No contexto dos crimes contra a democracia, a Corte tem adotado uma postura rigorosa, reconhecendo que "não há direito no abuso de direito", como enfatizou o ministro Edson Fachin em precedente citado nos autos.


Perspectivas e desafios


A sustentação oral da defesa de Augusto Heleno, embora tecnicamente competente em vários aspectos, enfrenta o desafio de superar um conjunto probatório robusto que inclui não apenas documentos físicos, mas também um padrão de comportamento consistente com as acusações da PGR.

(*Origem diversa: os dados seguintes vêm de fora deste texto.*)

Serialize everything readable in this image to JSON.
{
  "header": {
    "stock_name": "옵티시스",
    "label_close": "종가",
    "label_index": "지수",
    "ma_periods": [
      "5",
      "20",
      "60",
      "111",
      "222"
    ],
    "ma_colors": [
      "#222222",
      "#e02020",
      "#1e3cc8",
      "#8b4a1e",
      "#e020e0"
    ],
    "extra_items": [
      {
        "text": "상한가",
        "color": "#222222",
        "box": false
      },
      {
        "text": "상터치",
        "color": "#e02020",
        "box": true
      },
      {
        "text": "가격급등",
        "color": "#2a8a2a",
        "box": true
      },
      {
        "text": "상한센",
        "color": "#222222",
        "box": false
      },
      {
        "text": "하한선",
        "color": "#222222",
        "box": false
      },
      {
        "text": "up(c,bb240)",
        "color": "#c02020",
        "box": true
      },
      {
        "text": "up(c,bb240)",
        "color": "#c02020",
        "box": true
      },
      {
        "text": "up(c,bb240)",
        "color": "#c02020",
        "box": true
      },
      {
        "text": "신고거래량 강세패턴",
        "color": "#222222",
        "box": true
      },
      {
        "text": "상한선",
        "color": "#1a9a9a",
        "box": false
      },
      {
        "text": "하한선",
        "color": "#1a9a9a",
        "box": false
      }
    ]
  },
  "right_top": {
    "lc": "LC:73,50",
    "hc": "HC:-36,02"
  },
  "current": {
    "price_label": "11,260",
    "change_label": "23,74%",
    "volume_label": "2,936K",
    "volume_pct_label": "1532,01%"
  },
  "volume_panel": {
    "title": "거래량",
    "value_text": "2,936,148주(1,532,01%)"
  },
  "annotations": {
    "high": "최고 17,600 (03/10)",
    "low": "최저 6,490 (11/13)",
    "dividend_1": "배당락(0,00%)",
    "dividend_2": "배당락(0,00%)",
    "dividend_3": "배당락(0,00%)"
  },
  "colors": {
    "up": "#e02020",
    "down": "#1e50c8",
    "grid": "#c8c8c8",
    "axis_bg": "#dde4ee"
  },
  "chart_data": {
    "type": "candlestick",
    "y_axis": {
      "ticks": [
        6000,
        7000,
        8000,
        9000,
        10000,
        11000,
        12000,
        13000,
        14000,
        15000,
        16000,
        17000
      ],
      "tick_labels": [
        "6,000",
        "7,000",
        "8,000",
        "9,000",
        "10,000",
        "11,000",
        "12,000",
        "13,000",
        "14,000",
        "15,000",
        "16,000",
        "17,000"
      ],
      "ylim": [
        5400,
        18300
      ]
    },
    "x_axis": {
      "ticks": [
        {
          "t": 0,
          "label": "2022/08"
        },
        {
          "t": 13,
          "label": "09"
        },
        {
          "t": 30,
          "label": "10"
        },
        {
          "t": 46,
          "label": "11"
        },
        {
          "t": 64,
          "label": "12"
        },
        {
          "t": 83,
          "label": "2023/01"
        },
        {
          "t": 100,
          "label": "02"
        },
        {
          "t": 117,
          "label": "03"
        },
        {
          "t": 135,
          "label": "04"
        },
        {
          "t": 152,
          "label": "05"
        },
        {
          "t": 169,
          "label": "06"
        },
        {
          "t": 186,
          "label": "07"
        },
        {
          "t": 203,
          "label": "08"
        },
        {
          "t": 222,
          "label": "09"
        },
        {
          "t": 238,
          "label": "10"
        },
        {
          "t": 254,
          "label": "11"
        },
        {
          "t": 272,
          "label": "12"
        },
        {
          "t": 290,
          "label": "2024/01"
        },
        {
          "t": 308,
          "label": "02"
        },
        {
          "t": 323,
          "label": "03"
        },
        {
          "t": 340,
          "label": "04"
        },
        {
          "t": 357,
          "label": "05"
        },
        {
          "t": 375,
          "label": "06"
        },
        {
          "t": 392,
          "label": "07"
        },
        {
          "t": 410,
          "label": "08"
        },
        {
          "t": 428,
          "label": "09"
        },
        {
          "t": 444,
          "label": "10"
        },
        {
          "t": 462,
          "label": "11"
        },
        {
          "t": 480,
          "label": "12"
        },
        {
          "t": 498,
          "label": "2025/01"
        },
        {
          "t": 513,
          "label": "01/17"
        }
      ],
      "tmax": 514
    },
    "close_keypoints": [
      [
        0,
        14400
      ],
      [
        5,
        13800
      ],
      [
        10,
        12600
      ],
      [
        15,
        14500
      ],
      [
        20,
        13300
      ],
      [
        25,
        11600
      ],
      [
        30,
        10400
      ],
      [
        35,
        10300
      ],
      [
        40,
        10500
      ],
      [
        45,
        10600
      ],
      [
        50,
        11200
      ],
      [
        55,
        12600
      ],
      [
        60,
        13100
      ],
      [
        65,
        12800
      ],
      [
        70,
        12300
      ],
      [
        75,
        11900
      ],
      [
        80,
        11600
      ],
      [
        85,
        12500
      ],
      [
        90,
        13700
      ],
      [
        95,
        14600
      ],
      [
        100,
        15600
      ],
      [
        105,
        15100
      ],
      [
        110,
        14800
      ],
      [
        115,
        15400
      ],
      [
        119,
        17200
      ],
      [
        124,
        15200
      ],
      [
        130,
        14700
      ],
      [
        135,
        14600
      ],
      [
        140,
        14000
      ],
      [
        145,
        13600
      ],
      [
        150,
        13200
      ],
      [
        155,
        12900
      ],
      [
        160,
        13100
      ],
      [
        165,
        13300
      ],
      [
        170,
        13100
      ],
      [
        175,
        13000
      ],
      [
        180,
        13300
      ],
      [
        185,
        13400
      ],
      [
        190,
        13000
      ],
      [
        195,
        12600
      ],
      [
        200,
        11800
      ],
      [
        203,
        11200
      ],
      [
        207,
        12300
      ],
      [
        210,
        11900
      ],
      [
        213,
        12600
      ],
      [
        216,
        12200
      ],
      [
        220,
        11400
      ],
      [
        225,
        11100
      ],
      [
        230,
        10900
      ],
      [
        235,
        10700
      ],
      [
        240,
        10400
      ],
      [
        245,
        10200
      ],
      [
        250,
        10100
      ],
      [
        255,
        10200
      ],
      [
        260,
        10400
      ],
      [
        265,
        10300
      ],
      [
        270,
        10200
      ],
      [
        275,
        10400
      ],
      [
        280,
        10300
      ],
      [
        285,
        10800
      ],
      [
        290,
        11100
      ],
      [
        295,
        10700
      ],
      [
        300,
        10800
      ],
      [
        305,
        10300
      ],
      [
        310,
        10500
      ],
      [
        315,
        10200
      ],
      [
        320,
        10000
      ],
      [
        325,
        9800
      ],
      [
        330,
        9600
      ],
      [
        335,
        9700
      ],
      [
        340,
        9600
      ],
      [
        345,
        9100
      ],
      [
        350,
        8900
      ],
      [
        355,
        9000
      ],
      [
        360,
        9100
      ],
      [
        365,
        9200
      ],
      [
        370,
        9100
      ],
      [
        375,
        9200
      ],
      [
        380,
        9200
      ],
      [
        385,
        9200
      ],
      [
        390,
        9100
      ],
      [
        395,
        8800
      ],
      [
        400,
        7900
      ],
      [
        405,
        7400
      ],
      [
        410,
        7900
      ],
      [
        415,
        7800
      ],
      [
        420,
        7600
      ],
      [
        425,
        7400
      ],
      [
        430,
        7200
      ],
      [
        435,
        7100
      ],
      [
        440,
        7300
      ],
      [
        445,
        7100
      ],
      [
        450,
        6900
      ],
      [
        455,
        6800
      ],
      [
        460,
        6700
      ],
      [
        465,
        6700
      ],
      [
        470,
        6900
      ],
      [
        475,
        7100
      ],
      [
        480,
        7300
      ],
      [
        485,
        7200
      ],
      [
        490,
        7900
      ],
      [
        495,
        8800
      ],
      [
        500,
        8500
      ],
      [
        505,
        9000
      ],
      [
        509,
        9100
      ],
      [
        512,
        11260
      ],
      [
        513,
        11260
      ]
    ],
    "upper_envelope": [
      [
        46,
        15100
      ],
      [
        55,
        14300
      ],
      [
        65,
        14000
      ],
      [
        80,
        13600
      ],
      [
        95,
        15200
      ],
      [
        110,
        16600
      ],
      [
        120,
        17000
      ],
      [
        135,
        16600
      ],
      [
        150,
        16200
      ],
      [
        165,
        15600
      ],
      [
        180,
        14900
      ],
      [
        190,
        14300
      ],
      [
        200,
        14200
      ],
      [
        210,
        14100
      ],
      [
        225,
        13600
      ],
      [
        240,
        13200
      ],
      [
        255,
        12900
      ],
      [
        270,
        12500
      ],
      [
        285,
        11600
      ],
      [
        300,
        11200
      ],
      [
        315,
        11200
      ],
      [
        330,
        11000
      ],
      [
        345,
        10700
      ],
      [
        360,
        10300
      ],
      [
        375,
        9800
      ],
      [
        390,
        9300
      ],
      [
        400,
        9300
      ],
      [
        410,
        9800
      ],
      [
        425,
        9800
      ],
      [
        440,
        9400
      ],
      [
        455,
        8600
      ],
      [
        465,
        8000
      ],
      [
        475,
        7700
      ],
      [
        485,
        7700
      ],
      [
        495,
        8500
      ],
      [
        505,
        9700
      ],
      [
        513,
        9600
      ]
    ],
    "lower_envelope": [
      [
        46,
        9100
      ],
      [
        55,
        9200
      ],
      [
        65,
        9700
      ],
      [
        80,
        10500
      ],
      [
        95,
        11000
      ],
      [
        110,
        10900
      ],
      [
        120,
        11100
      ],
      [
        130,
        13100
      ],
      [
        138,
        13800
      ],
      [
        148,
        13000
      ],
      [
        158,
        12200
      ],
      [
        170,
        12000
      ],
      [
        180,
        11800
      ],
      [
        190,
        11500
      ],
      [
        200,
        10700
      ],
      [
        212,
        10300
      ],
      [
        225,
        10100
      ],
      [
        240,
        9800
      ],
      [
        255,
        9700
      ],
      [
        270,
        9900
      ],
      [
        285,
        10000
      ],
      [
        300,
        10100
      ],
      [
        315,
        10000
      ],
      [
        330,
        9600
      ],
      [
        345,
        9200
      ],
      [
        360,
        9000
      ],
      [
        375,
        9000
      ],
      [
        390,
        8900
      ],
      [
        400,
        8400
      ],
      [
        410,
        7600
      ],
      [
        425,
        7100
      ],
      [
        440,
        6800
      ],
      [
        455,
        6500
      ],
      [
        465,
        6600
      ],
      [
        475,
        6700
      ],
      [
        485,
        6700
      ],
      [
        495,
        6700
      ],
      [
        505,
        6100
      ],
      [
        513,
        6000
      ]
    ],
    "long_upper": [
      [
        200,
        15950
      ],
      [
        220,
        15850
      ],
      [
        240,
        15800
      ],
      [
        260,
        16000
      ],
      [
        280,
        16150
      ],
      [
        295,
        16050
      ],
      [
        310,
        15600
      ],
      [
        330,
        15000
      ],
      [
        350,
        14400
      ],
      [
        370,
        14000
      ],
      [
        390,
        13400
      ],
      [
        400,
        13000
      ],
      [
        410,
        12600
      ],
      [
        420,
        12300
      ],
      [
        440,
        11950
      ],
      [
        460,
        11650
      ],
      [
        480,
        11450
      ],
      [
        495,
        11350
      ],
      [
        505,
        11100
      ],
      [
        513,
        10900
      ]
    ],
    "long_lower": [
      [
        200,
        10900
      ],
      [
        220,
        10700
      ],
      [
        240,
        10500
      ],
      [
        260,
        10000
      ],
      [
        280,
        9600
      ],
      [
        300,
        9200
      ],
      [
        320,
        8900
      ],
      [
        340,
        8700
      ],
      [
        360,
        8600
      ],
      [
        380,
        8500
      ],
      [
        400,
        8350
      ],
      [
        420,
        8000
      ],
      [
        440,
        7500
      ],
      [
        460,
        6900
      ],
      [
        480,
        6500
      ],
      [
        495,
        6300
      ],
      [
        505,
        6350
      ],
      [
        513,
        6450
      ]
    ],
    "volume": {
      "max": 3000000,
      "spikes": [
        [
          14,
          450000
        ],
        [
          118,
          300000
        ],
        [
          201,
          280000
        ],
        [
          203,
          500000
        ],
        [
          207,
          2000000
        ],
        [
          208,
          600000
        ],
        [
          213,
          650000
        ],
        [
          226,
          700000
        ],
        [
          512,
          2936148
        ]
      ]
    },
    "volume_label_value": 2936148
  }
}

A tentativa de apresentar o general como uma figura periférica nos eventos que culminaram em 8 de janeiro contrasta com sua posição institucional como Chefe do Gabinete de Segurança Institucional e com as evidências de sua participação ativa na formulação das estratégias da organização criminosa.


Ao final de sua sustentação, o advogado fez um apelo emocional para que se evitasse "uma injustiça" contra um "militar de referência, honrado e dedicado". Contudo, como a própria PGR observa em sua denúncia, "num regime republicano, todos são aptos a serem responsabilizados por condutas penalmente tipificadas", incluindo autoridades militares de alta patente.


O julgamento de Augusto Heleno representa, assim, um teste crucial para o sistema de justiça brasileiro na apuração de crimes contra a democracia, onde as estratégias defensivas baseadas em questões técnicas e argumentos de autoridade moral devem ser pesadas contra um conjunto probatório que, segundo a acusação, documenta uma tentativa sistemática de subversão da ordem constitucional.